Это была вещь, к которой прикасались руки Валентины. Как она гладила и теребила густой мех, весело вспоминая медведя, из-за которого слетела с лошади.

Ветлугин постелил на шкуру простыню, потом убрал ее, чтобы не мешала ощущать близость Валентины, и взял с кровати только плед да подушку. Но прежде чем устроиться на полу, принес охапку дров и затопил голландку: в комнатах было по-осеннему сыро.

Он долго лежал, закинув за голову руки, глядя на пламя, игравшее, точно маленький костер, в открытой печи, потом встал и, вынув из ящика письменного стола объемистый конверт, сунул его в огонь. Это было написанное им под настроение завещание обществу.

37

Недалеко от шахтового копра, на разъезженной тракторами-тягачами дороге, Анна встретила влюбленных: девушку-бадейщицу и молодого забойщика.
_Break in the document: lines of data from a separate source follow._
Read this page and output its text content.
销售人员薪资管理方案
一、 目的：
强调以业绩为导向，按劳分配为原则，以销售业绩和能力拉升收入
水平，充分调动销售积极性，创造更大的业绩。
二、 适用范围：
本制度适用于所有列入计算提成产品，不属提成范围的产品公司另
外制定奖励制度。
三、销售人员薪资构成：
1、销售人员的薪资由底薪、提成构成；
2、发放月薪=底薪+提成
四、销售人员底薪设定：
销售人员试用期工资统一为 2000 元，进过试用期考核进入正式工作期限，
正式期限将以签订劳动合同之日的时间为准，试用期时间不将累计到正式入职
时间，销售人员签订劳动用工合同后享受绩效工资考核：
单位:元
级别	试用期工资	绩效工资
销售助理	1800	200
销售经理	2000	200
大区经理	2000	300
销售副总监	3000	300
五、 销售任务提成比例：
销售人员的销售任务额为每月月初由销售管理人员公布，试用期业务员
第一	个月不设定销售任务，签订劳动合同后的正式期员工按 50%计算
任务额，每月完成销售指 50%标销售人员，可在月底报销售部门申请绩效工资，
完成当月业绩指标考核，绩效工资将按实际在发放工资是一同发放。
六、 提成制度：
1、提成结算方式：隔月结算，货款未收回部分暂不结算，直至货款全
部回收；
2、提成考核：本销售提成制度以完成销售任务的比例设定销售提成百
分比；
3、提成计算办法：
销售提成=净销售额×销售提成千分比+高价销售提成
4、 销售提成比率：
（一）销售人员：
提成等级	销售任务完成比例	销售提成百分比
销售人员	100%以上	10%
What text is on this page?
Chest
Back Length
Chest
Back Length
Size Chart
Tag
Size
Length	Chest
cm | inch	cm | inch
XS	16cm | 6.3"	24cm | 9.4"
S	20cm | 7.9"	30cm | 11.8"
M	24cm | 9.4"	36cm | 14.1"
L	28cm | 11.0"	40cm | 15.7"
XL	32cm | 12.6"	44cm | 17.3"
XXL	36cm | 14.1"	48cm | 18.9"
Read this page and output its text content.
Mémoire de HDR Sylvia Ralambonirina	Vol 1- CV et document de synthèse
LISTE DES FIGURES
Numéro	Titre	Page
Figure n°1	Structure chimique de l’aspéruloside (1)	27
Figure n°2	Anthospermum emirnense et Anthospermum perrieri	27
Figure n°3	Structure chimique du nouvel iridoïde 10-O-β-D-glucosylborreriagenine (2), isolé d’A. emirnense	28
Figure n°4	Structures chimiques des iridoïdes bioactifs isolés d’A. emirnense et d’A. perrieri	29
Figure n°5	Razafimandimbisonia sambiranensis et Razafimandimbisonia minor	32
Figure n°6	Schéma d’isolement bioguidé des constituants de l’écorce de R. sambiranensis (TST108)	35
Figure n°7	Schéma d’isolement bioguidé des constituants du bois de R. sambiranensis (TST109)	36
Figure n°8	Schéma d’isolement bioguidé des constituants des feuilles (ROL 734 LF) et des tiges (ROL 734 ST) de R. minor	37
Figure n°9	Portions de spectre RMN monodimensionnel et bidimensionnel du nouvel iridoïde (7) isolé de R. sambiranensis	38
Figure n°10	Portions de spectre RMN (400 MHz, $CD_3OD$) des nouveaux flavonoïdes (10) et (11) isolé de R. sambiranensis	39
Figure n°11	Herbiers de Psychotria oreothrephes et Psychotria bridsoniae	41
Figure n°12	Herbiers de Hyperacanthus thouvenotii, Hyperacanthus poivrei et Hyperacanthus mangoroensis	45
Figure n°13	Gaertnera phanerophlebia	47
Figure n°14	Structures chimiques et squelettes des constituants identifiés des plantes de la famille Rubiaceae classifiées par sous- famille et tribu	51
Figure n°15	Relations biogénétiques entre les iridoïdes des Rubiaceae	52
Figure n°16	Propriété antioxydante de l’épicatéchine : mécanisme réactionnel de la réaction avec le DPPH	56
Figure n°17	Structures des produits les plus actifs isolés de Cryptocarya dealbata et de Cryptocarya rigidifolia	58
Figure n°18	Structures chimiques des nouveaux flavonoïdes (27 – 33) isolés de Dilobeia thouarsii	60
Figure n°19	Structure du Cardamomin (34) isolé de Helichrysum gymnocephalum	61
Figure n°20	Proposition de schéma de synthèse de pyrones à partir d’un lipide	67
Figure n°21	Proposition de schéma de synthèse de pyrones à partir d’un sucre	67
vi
Придя задолго до начала смены, они мерили расстояние между навалом крепежного леса у копра и шахтовой конторкой. Он, знатный забойщик, шел, захватив в свою ладонь и утянув в карман куртки озябшую руку девушки. Потом он взял и вторую ее руку и так, точно танцевать собрался, медленно вышагивал по ухабам. Девушка шла с запрокинутым к нему лицом, он наклонялся к ней, и можно было только подивиться, как они не спотыкались, точно их поддерживал быстро густевший сумрак.

Они поцеловались на ходу, не замечая приближавшейся Анны, и она разминулась с ними, прямо посмотрев в их счастливые лица. Эта молодая радость напомнила женщине о ее собственном несчастье. Воспоминание о другой паре, может быть, так же бродившей в потемках, обожгло, как соль, брошенная на свежую рану.

Анна ускорила шаги, но прежде чем войти в длинный, утепленный к зиме сарай над промывальным прибором – кулибиной, оглянулась.

«Прекрасное чувство – влюбленность!» – И снова со всей силой поднялась в ней горечь обиды и утраты…

– Не надо! – вырвалось у нее, и возникший вдруг перед нею смотритель отступил в недоумении.

Она уже несколько минут стояла в тепляке над промывальным прибором шахты, в забывчивости уставясь на мутную воду, бурливо текущую по деревянным решеткам.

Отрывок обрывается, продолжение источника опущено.